2. 軟組織的腫瘤：對於軟組織的腫瘤的診斷，普通的ｘ光xeroradiography與CT的顯像力較差，一般大家都是喜歡使用MRI。可是MRI的成本較貴，有時候還會被健保局核減費用，因而超音波在對於軟組織腫瘤的診斷上就佔有一個相當重要的地位。在做軟組織腫瘤的超音波檢查時，當然我們是根據腫瘤的部位來選取我們所使用探頭的頻率的高低。腫瘤的診斷至少要做兩個以上的切面，有時候腫瘤太大兩端會超過你所使用的探頭。然而目前已有新的機種問世，可以將探頭移動時的影像連接在一起，做成較探頭長度更長的topography。而且利用彩色超音波，我們也可以來研究腫瘤內血管的特性，比如利用spectrum analysis可以做PI(Pulsative index)與RI(Resistive index)的測定。目前已有許多的報告指出，如果軟組織腫瘤裏面的血管比較豐富，尤其在靠近中間的地方，那麼惡性變的機會就比較高，如果RI低於0.6也是代表惡性變的機會比較高。當然如果是發現一個囊腫(cyst)，那麼我們也可以在超音波的指引之下直接抽取；甚至是實心的腫瘤也可以在超音波的指引之下，用針頭抽取細胞做細胞學(cytology)的診斷，可以免去開刀做切片(biopsy)的步驟，此不僅比較便宜，病人所受的苦痛也比較少。我們不僅可以從超音波的echogenicity來診斷細胞的種類，而且也可以判斷腫瘤裏頭是否有鈣化或是血塊，或是膿瘍的發生，另外也可以查看骨骼的皮質層(cortex)是否有受到波及。通常我們在做軟組織細胞檢查的時候要注意回答下列幾個問題：1.是否真的有一個腫瘤？2.腫瘤的形態是什麼？3.腫瘤的位置在那裡？4.腫瘤的體積有多大？5.附近的組織是否有所波及？當然如果軟組織腫瘤是一個囊腫，或是血塊，或是水瘤，或是周圍比較清楚(well-marginated)，血流比較低的瘤，我們較有把握去判斷它是良性性質的時候，就可以直接做介入性的手術治療。如果還是有惡性變的可能，那麼MRI還是必須的，MRI對於惡性腫瘤的分期(staging)是值得參考的。
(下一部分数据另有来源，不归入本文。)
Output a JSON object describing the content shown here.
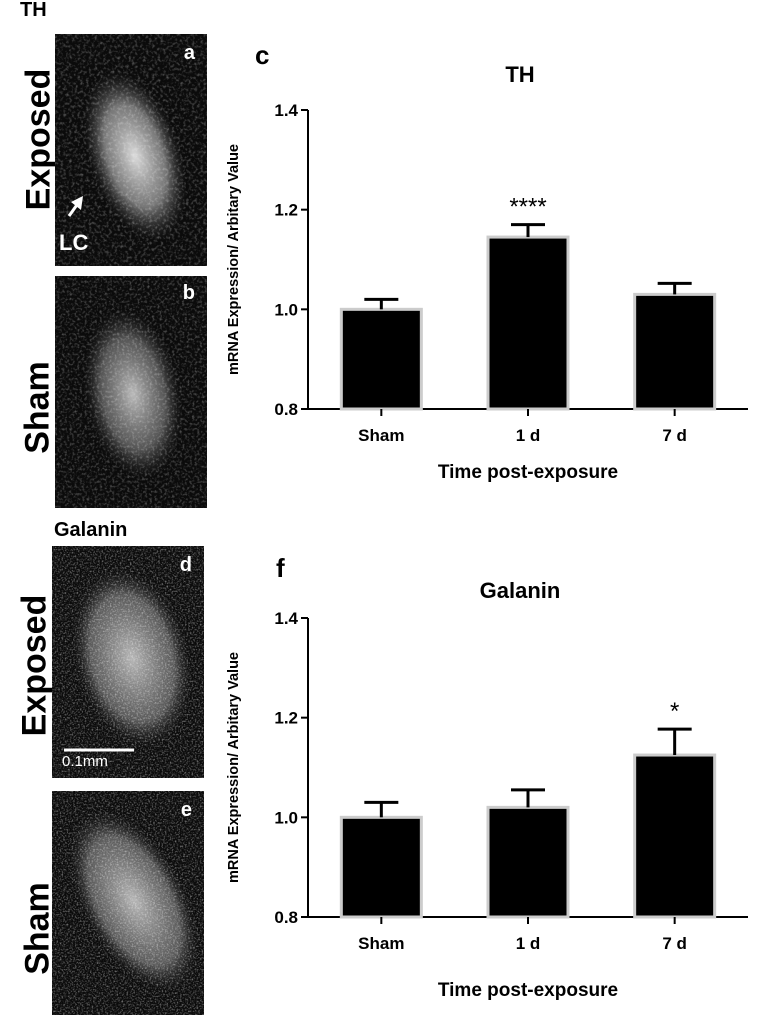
{
  "top_section_title": "TH",
  "bottom_section_title": "Galanin",
  "image_panels": [
    {
      "letter": "a",
      "side_label": "Exposed",
      "annotation": "LC"
    },
    {
      "letter": "b",
      "side_label": "Sham"
    },
    {
      "letter": "d",
      "side_label": "Exposed",
      "scalebar_label": "0.1mm"
    },
    {
      "letter": "e",
      "side_label": "Sham"
    }
  ],
  "colors": {
    "bar_fill": "#000000",
    "bar_outline": "#cccccc",
    "panel_bg": "#0b0b0b",
    "signal": "#e8e8e8"
  },
  "chart_data": [
    {
      "panel_letter": "c",
      "type": "bar",
      "title": "TH",
      "xlabel": "Time post-exposure",
      "ylabel": "mRNA Expression/ Arbitary Value",
      "categories": [
        "Sham",
        "1 d",
        "7 d"
      ],
      "values": [
        1.0,
        1.145,
        1.03
      ],
      "errors": [
        0.02,
        0.025,
        0.022
      ],
      "annotations": [
        "",
        "****",
        ""
      ],
      "ylim": [
        0.8,
        1.4
      ],
      "yticks": [
        "0.8",
        "1.0",
        "1.2",
        "1.4"
      ],
      "grid": false
    },
    {
      "panel_letter": "f",
      "type": "bar",
      "title": "Galanin",
      "xlabel": "Time post-exposure",
      "ylabel": "mRNA Expression/ Arbitary Value",
      "categories": [
        "Sham",
        "1 d",
        "7 d"
      ],
      "values": [
        1.0,
        1.02,
        1.125
      ],
      "errors": [
        0.03,
        0.035,
        0.052
      ],
      "annotations": [
        "",
        "",
        "*"
      ],
      "ylim": [
        0.8,
        1.4
      ],
      "yticks": [
        "0.8",
        "1.0",
        "1.2",
        "1.4"
      ],
      "grid": false
    }
  ]
}
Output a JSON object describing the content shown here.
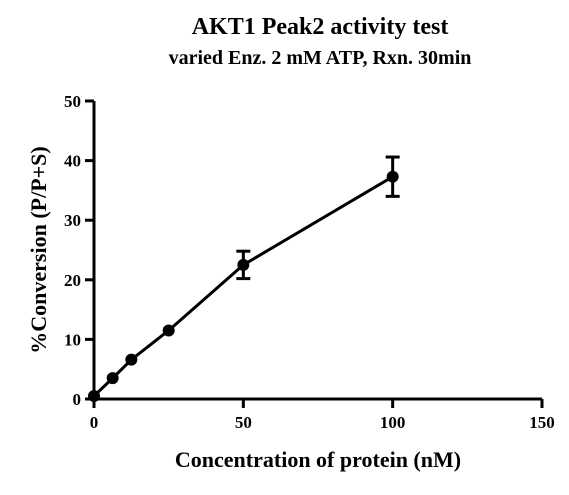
{
  "chart_data": {
    "type": "line",
    "title": "AKT1 Peak2 activity test",
    "subtitle": "varied Enz. 2 mM ATP, Rxn. 30min",
    "xlabel": "Concentration of protein (nM)",
    "ylabel": "%Conversion (P/P+S)",
    "xlim": [
      0,
      150
    ],
    "ylim": [
      0,
      50
    ],
    "xticks": [
      0,
      50,
      100,
      150
    ],
    "yticks": [
      0,
      10,
      20,
      30,
      40,
      50
    ],
    "xtick_labels": [
      "0",
      "50",
      "100",
      "150"
    ],
    "ytick_labels": [
      "0",
      "10",
      "20",
      "30",
      "40",
      "50"
    ],
    "grid": false,
    "legend": "none",
    "series": [
      {
        "x": [
          0,
          6.25,
          12.5,
          25,
          50,
          100
        ],
        "y": [
          0.5,
          3.5,
          6.6,
          11.5,
          22.5,
          37.3
        ],
        "error": [
          0,
          0,
          0,
          0,
          2.3,
          3.3
        ],
        "color": "#000000"
      }
    ]
  }
}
3. 肩關節：對於肩關節軟組織的病變，尤其是rotator cuff破裂的診斷，過去常使用contrast arthrography，但是它並沒有辦法來區分全部或部分的破裂。MRI最近也被大量使用來診斷rotator cuff的病變，但是同樣對於全部或局部破裂的病患並沒有辦法有效的來加以判別。肩關節使用超音波來診斷，可能是骨肌肉系統中使用最早的一個部位。在7.5-mhz以上的高頻率探頭使用之下，我們對於每條rotator cuff都可以清楚地看到，包括脊上肌(supraspinatus)、脊下肌(infraspinatus)，肩下肌(subscapularis)，肱二頭肌的長頭(long head of biceps)等等。如果對於一個有經驗的檢查者來說，對於rotator cuff傷害的診斷，超音波的診斷率已經可以達到百分之九十以上，國內在這方面的起步也是最早，許多醫學中心的醫師已經累積了相當的經驗。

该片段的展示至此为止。